Abstract
Background and Aims
Institution of a pre-dialysis programme has been shown to improve the outcome of the chronic kidney disease (CKD) patients approaching end stage renal disease (ESRD). A renal multidisciplinary clinic (MDC) aimed at reducing unprepared dialysis initiation is known to reduce morbidity in such patients and reduce the risks of complications once the patient initiates dialysis. The design of this service is of paramount importance to ensure efficient delivery and to achieve optimal utilization of the resources.
The number of patients requiring urgent initiation of dialysis is alarmingly high in Singapore as compared to elective initiation, and our hospital was no exception when we started the renal service in 2018. Patients with unplanned initiation of RRT either because of lack of referral/late referral, infrequent follow up with the nephrologist or because of other factors such as inadequate knowledge of disease trajectory, or poor compliance to medications, tended to have worse outcomes.
Method
We recruited the patient who initiated dialysis between July 2018 to July 2020 in our Quality Improvement (QI) project.
In the MDC group, the patient will be reviewed by a dedicated team of nephrologists, renal coordinators (RC) and medical social workers (MSW) and comprises of 2 mutually exclusive components: low clearance clinic (LCC) and transitional care clinic (TCC).
In the MDC, nephrologist takes a lead role for the patient’s overall medical assessment and treatment. Renal coordinator provides the CKD and dialysis education to empower patient to make the correct RRT choice. MSW provides psychosocial support and financial counselling.
The LCC became operational from 07th September 2018 while the TCC was initiated on 12th July 2019. CKD patients who are deemed likely to need RRT in the coming one year by the primary nephrologist are scheduled to attend LCC. Upon initiation of haemodialysis, all patients are referred to the TCC in the first month of their discharge.
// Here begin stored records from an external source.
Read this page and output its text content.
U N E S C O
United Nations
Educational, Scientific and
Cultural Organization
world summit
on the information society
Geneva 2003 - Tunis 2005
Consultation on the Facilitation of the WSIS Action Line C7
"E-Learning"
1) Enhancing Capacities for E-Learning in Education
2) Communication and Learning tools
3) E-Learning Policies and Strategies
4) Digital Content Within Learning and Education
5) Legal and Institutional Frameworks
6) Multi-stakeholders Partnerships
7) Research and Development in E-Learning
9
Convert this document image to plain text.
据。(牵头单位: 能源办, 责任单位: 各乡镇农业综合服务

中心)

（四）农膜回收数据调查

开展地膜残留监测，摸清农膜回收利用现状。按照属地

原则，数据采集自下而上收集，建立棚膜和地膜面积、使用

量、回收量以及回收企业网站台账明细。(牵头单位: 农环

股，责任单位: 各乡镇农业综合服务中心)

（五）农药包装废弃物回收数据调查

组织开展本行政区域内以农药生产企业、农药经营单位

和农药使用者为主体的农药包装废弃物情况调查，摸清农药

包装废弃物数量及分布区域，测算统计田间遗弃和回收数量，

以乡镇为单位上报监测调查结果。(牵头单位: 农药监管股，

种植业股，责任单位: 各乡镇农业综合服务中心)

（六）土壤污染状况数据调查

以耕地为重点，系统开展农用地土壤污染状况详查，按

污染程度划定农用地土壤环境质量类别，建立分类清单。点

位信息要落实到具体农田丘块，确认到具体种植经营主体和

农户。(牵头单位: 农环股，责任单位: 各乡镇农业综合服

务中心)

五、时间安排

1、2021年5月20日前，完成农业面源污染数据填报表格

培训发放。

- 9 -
In the conventional group, we recruited the patient who have not attended MDC before or after dialysis initiation.
Retrospectively, their data including baseline demographic and morbidity parameters were collected in the MDC group and conventional group.
Morbidity outcome like definitive dialysis access, needs of intensive care unit (ICU) admissions, complications like catheter related blood stream infections (CRBSI) and other infections, stroke and myocardial infarction (MI) were analysed.
Results
There are 130 patients initiated on RRT between July 2018 to July 2020. The percentage of patient started dialysis with a definitive access was greater in the MDC group (25%) as compared to the conventional group (9%) (p=0.03). Although statistically not significant, the incidence of intensive care unit (ICU) admission was also lower in the MDC group (10%) than the conventional group (31%) (p=0.06).
After initiation of dialysis, the patients in the MDC group had lower rates of CRBSI (5.6%) than the conventional group (14%) (p=0.17). These patients also had lower rates of other infections and major adverse cardiovascular outcomes (13% in MDC group versus 37% in conventional group) (p=002). The rate of recurrent admission, defined as frequent admissions up to 3 times per year, was lower as well in the MDC group (13%) as compared to the conventional group (35%) (p=0.003).
Conclusion
This QI project has demonstrated the benefit of MDC in improving the lives of the incident dialysis patients. Moving forward, we aim to continue to evolve this clinic in order to match the changing needs of our patients, with a view to increase its uptake, and to increase the percentage of patients having elective starts with a definitive dialysis access to at least 65% as per target set in NKF-KDOQI 2009 guidelines, in order to help them achieve the maximum benefit out of this endeavour.